What will be the normal force by the ground on the wedge?Am i doing correct please help and if not then what is wrong? Please guide.

Perhaps if your sketch was a bit neater it would be more obvious.

I can't read the mass of the block resting on the wedge.

However if the wedge is resting on the ground and the block is simply resting on the wedge then the pair of them (wedge and block) must exert a combine thrust on the ground equal to the combined mass time g ie (ma + mb)g.
Unless they then start flying, Newton's third law tells us that the ground must therefore exert a reaction equal to this.

1 hour ago, studiot said:

Perhaps if your sketch was a bit neater it would be more obvious.

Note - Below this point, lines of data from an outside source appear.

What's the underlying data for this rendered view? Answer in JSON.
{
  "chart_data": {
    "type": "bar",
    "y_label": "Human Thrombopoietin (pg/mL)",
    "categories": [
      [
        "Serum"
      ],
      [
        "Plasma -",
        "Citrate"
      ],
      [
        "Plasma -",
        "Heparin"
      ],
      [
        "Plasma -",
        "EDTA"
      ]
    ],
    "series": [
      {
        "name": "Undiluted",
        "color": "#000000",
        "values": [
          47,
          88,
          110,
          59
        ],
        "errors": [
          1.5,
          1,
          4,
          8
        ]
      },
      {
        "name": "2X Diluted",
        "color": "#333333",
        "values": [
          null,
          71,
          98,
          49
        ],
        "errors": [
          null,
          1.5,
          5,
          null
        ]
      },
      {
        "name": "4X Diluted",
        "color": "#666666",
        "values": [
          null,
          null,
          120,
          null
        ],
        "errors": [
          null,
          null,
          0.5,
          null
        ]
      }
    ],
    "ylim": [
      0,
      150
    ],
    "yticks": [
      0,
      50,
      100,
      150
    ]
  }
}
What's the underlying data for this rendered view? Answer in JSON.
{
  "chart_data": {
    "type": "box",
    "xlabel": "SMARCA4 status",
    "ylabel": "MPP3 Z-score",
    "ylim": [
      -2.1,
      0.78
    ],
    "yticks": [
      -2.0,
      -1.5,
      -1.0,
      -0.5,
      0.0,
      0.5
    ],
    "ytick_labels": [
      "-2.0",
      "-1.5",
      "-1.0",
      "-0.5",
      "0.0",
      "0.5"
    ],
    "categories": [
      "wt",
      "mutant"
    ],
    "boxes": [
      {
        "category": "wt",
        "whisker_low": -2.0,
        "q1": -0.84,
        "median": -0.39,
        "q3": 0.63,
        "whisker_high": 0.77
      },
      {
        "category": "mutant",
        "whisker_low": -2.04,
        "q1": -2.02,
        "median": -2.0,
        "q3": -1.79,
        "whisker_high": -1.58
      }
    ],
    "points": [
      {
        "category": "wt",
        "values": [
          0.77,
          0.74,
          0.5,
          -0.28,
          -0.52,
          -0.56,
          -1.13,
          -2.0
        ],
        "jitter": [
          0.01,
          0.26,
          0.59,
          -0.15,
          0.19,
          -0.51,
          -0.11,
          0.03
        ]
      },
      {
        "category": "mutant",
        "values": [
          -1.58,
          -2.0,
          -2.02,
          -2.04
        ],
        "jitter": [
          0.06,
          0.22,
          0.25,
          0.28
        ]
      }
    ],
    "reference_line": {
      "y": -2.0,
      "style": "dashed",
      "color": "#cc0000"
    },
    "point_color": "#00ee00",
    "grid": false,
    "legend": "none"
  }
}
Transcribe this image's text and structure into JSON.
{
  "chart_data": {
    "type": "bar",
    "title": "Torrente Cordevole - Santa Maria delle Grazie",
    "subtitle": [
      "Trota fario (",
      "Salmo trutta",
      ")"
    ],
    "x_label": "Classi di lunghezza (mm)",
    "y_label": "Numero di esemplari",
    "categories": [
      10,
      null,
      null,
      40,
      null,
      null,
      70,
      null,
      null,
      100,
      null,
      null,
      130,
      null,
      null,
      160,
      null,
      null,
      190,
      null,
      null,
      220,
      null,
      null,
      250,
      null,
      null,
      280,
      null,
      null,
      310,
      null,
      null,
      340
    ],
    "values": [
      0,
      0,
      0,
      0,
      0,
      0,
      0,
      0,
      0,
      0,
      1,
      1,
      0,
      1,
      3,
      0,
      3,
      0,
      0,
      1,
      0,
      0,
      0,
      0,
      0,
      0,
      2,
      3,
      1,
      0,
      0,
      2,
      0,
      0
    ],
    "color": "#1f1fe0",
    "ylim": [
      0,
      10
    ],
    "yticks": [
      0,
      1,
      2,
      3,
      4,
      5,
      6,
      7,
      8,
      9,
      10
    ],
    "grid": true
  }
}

I can't read the mass of the block resting on the wedge.

However if the wedge is resting on the ground and the block is simply resting on the wedge then the pair of them (wedge and block) must exert a combine thrust on the ground equal to the combined mass time g ie (ma + mb)g.
Unless they then start flying, Newton's third law tells us that the ground must therefore exert a reaction equal to this.

Sorry for the bad handwriting but what if it is accelerating like i have shown in the figure. Shouldn't the normal force by the block must have a component in the downward direction such that the wedge and the block both apply a combined "thrust". Will there be any difference in normal force by ground and if so what will it be?

Is the answer {m[block]cos^2(theta)+m[wedge]}g

If there is relative motion between the block and the wedge then you must apply Newton's Laws resolved parallel and perpendicular to the interface.

It is not then an equilibrium question.

Is this homework?

No, the block is fixed. No it's not a homework. I am just curious and confused as well.

Then how is it accelerating?

Because of gravity. The component of gravitational Force along plane i.e gsin(theta)

It can't be both fixed and accelerating.

 

Produce a decent drawing to show what you mean.

Quote

I am sorry i apologise

Ohh i am so sorry i wrote 'block'. Sorry the wedge is fixed

Edited October 5, 20187 yr by Shahroze

10 minutes ago, Shahroze said:

Because of gravity. The component of gravitational Force along plane i.e gsin(theta)

well gsin(theta) is an acceleration so you can apply Newton's second law yes?

No i mean about the Acceleration vertically downward. Checkout the figure

3 minutes ago, Shahroze said:

Fbd of wedge,

Edited October 5, 20187 yr by Shahroze

1 hour ago, studiot said:

If there is relative motion between the block and the wedge then you must apply Newton's Laws resolved parallel and perpendicular to the interface.

It is not then an equilibrium question.

 

 

You tell me that something is moving, so why are you not applying Newton's Laws of motion?

1 minute ago, studiot said:

 

You tell me that something is moving, so why are you not applying Newton's Laws of motion?

Please check the figure i have posted i  have applied Newton's laws.

 

1 hour ago, Shahroze said:

Fbd of wedge,

I don't see them mentioned once.

 

Have you not learned how to lay out your work so that others can follow what you are doing?

 

What have i not mentioned?. I have clearly mentioned all the forces on the wedge and the components. Is it not clear to you?

No it's not clear.

And your diagram is not a free body diagram of the wedge, despite you labelling it as such.

A free body diagram does not include both forces in an N3 pair.

If the wedge is regarded as fixed then it has two N3 pairs or one N3 pair and a moment pair.